With all that out, let’s finally get to investors. Are companies aligned with what investors want? Well, maybe depending on the investor, which brings us to our final pair. Companies that focus on carbon (and hopefully) other E, S, and G table stakes issues through mitigation efforts garner these types of investors:
Socially Responsible Investors: Investors interested in saving the world from climate change (or other themes, like a diverse board, gender equality, etc.).
The SEC’s draft proposal calls this “ESG Impact.”
But, investors understand risk very well. Remember, ESG is about risks (and opportunities).
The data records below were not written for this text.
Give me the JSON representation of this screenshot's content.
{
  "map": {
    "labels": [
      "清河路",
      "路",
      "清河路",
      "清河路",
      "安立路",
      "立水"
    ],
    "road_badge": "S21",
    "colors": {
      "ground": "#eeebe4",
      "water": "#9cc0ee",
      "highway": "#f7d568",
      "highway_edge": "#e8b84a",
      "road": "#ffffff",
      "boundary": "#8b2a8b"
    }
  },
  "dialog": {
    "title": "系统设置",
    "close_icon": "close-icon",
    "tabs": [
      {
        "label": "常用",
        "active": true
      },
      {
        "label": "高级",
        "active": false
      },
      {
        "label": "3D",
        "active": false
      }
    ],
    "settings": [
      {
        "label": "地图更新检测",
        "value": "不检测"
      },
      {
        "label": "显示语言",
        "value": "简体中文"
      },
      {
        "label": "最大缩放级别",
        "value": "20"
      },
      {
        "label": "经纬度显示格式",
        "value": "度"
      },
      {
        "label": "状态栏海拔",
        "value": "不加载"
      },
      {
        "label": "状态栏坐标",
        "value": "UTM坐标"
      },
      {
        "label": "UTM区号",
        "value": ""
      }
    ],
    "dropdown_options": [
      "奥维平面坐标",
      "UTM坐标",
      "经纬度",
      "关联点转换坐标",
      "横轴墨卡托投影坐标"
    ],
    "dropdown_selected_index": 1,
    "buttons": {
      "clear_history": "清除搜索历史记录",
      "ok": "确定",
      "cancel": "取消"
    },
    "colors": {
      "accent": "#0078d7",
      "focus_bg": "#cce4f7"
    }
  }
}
So, we have investors interested in companies who adapt to their E, S, and G issues well.
ESG Investors: Investors who understand ESG risks and opportunities and can place value on a company’s understanding of this topic and how well they address it.
The SEC’s draft proposal has two labels for this. “ESG Integration” means that ESG factors are integrating into the models. “ESG Focused” means that ESG factors are a main consideration.
Company leaders need to focus on all of it to garner investor attention, but addressing risk is Business Operations 101. If you aren’t paying attention to your risks, investors will be put off, and you will lose their confidence (note: this is a G issue).
How do I know this? I’ve been talking with Financial Services firms and data aggregators for the past few years. Investors can quickly uncover your carbon emissions and efforts by scraping CSR reports and using industry estimates to validate. It’s the mountain of all the other published (and not published) ESG information they are struggling to evaluate. This is where risks lie.
Some recommendations for any sustainability team or business leader to capture it all would be:
Sustainability leaders work closely with Operations and Procurement to lower emissions internally and across your eco-system and move into other mitigating other environmental aspects (water, waste, and biodiversity). Consider the local impact on communities where you operate as well.
Complete an ESG materiality assessment and build a stakeholder mapping to understand your most material issues, not just those that address climate change. For both public and private companies, review your industry’s SASB Standards. Then, bring business units to discuss the findings openly and empower them to act.
If you are a publicly traded company, work with your investor relations team to talk to the data rating agencies to find out what they believe are the most material issues for your industry/company.
Educate employees on sustainability and ESG risks and empower them to address both at the edge, as they would any challenge relevant to their business area. Done right, this can build a cohesive culture and uncover areas of improvement across both sustainability and ESG.
NOTE: don’t forget the value of diverse thought here!
Data underpins all of this, meaning digitization efforts must be undertaken because the core business systems are where ESG signals will be found. Still, many systems are legacy and were not built to create these signals. So if you’ve been holding off on Digital Transformation, now is the time.
Here’s the TLDR example: If you drive towards saving the planet with operational carbon reductions, but your assets and suppliers are underwater because you forgot climate risk, investors and other stakeholders will be pretty upset.
Saving the planet is great and we have to do it, but you want to be sure your company is there to enjoy it.